TGocciaRealm (Goccia.Realm.pas) is the engine's ECMA-262 Realm Record. It owns mutable intrinsic state — every built-in prototype object whose properties JS code can rewrite (Array.prototype, Object.prototype, Map.prototype, every error prototype, every Temporal prototype, and so on) — plus the realm links for [[AgentSignifier]], [[Intrinsics]], [[GlobalObject]], [[GlobalEnv]], [[TemplateMap]], [[LoadedModules]], and [[HostDefined]]. Each TGocciaEngine constructs its initial host-defined realm and frees it in its destructor; tear-down unpins every prototype and cached template object the realm owns, so the next engine on the same worker thread starts from pristine intrinsics.

TGocciaEngine
  └── owns TGocciaRealm
        ├── [[GlobalObject]] / [[GlobalEnv]]
        ├── [[TemplateMap]]          -> cached tagged-template objects
        ├── [[LoadedModules]]        -> bound module-loader state
        ├── Slot[Array.prototype]    -> TGCManagedObject (pinned, unpinned at tear-down)
        ├── Slot[Object.prototype]   -> TGCManagedObject
        ├── ...
        ├── OwnedSlot[Map.shared]    -> TGocciaSharedPrototype (Free-d at tear-down)
        └── OwnedSlot[Set.shared]    -> TGocciaSharedPrototype

The realm exposes two slot kinds:

  • `TGocciaRealmSlotId` — for TGCManagedObject prototypes. SetSlot pins the object via the GC; tear-down unpins everything ever stored.
  • `TGocciaRealmOwnedSlotId` — for plain-TObject helpers like TGocciaSharedPrototype. The realm calls Free on the stored object at tear-down, before the pinned-slot release pass, so destructors that need to unpin owned GC objects still see a working GC.

Value units register a slot id at unit initialization time via RegisterRealmSlot / RegisterRealmOwnedSlot (process-wide monotonic counters), and read/write through CurrentRealm.GetSlot(SlotId) / .SetSlot(SlotId, Value) at runtime. CurrentRealm is maintained by TGocciaExecutionContextStack (Goccia.ExecutionContext.pas): interpreter and bytecode entry points push a TGocciaExecutionContext whose Realm is the active realm. The old thread-local pointer remains as a compatibility facade for value units, but execution contexts are the source of truth.

This replaces a previous threadvar-cache approach where intrinsic prototypes survived engine destruction and contaminated subsequent engines on the same thread, and a JS-level harness (prototypeIsolation.js) that tried to undo mutations from script (and could not reverse non-configurable property additions). See ADR 0032 for the rationale, Core patterns § Realm Ownership & Slot Registration for the registration recipe, and Embedding § Engine Lifecycle & Realm Isolation for embedder-facing implications.

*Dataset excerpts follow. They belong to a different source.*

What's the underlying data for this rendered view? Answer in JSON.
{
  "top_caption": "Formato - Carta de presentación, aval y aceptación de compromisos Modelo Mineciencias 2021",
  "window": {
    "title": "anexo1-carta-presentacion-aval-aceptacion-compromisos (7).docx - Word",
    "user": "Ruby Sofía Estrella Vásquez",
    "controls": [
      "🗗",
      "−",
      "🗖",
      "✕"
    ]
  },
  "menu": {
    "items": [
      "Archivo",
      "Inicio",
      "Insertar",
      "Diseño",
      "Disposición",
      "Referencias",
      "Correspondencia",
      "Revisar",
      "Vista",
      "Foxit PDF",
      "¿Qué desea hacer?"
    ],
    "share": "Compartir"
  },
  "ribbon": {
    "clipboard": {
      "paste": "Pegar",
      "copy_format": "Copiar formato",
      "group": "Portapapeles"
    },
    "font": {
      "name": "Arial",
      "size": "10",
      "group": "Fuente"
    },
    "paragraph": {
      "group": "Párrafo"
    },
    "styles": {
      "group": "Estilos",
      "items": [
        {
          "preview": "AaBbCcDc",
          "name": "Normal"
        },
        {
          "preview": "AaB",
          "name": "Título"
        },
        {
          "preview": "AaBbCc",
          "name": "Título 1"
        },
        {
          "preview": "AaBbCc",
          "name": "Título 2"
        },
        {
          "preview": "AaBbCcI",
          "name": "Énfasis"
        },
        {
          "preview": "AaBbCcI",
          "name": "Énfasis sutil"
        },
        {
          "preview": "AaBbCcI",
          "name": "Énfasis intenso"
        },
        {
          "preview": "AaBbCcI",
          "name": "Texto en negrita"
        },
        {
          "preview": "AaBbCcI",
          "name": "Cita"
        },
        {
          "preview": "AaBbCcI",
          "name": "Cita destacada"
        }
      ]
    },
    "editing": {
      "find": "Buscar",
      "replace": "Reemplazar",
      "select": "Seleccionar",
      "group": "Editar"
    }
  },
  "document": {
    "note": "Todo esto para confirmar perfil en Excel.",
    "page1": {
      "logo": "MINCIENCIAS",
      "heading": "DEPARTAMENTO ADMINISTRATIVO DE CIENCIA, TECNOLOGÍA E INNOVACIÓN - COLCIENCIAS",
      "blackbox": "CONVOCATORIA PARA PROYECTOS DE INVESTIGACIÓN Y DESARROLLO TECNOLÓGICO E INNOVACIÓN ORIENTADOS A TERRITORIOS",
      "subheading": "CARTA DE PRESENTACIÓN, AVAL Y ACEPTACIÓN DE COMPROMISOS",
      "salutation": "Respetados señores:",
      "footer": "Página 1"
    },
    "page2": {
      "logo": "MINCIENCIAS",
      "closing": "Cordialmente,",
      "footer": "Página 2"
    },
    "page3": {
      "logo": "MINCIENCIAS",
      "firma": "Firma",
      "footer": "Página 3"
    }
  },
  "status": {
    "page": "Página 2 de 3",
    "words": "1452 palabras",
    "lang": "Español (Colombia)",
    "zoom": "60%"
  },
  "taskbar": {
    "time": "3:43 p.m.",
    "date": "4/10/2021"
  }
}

Duplication Boundaries (beneficial vs harmful)#

The interpreter and bytecode executors are intentionally separate control-flow mechanisms (tree-walk vs register VM). Sharing the same TGocciaValue model and virtual property access is the architectural consolidation point; you should not try to merge those executors into one execution path.

  • Beneficial separation — Different layers solving different problems: the lexer/parser/AST source pipeline vs Goccia.Evaluator.* vs Goccia.Compiler.* vs Goccia.VM.*; standalone format parsers (Goccia.JSON, Goccia.TOML, …) vs thin Goccia.Builtins.* adapters. Duplication across those boundaries is often different representations of the same spec (AST vs opcodes vs byte streams), not copy-paste to delete blindly.
  • Harmful duplication — The same rule maintained twice without a seam: e.g. identical helper functions in two compiler units, or compile-time type compatibility (TypesAreCompatible) drifting from runtime OP_CHECK_TYPE behavior. That class of duplication should be centralized (shared helpers, single runtime check implementation) so policy stays consistent.

When in doubt: preserve pipeline separation; consolidate policy and mechanical helpers.